US Steel Companies Caught in Global Metals Meltdown
Global metals meltdown
In the previous parts of this series, we have analyzed the outlook for the steel industry. As we found, there are mixed signals for investors in steel companies. Meanwhile, steel companies seem to be caught in what can be described as the global metals meltdown. Copper is trading near its six-year low, while the all-in aluminum price has also tumbled.
What is causing the metals meltdown?
- The Greece fallout: There are several uncertainties around the prevailing situation in Greece. Commodities from oil to iron ore have crashed, as there seems to be no immediate solution to the Greek situation.
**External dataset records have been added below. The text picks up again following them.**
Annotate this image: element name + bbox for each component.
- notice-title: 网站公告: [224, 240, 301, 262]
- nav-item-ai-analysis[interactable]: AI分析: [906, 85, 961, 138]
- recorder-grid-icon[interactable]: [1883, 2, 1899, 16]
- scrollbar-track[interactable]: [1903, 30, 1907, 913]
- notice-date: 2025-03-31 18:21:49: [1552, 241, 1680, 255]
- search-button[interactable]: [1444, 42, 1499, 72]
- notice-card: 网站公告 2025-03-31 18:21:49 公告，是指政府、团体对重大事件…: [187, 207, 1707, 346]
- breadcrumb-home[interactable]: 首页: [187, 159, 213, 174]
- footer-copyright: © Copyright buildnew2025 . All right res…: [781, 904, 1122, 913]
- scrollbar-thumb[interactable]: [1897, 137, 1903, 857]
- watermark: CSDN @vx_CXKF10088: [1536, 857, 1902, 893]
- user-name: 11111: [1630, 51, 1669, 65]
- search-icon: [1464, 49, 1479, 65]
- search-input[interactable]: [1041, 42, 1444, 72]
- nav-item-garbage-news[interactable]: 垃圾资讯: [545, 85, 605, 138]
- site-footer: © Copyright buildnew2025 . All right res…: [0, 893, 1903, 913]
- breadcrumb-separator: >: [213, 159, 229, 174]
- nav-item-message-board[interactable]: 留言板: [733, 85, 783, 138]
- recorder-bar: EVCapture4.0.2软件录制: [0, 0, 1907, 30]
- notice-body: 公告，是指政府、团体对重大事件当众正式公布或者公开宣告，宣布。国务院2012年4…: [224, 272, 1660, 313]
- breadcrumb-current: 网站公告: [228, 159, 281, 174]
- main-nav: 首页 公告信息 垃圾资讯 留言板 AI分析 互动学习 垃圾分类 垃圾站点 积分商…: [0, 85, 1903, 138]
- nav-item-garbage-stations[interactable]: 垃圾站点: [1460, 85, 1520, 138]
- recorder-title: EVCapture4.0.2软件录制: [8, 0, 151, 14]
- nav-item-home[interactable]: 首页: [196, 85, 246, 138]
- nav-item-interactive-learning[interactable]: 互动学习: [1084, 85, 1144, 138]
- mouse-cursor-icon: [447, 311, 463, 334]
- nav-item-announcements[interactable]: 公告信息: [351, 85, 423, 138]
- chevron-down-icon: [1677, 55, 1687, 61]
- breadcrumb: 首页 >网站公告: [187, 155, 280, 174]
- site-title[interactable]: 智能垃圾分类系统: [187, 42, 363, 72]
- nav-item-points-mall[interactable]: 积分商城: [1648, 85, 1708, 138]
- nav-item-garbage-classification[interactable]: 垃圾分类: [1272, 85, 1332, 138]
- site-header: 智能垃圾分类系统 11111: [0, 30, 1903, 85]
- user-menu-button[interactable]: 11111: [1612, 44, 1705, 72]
- The Chinese stock market crash: Chinese shares have continued to trade weakly after a phenomenal run in the last year. The above chart shows the recent movement in China tracking the iShares China Large-Cap ETF (FXI). The contagion effect of falling Chinese markets is visible in the global stock markets. Commodity companies are generally at the forefront whenever the markets crash.
Is the crash overdone?
Steel companies should deliver better operating performance toward the end of 2015. Any positive development on the trade cases would be another boost to the industry’s fortunes. We might see an upward move in metal shares in the coming trading sessions, unless the current weak global macros turn into a full-blown economic crisis. However, volatility should be in play over the next few days.
The chances of the Greek situation, and China’s (MCHI) stock market crash, having a major impact on global economic growth look bleak as of now. However, investors should keep a close eye on how events unfold in the next few days.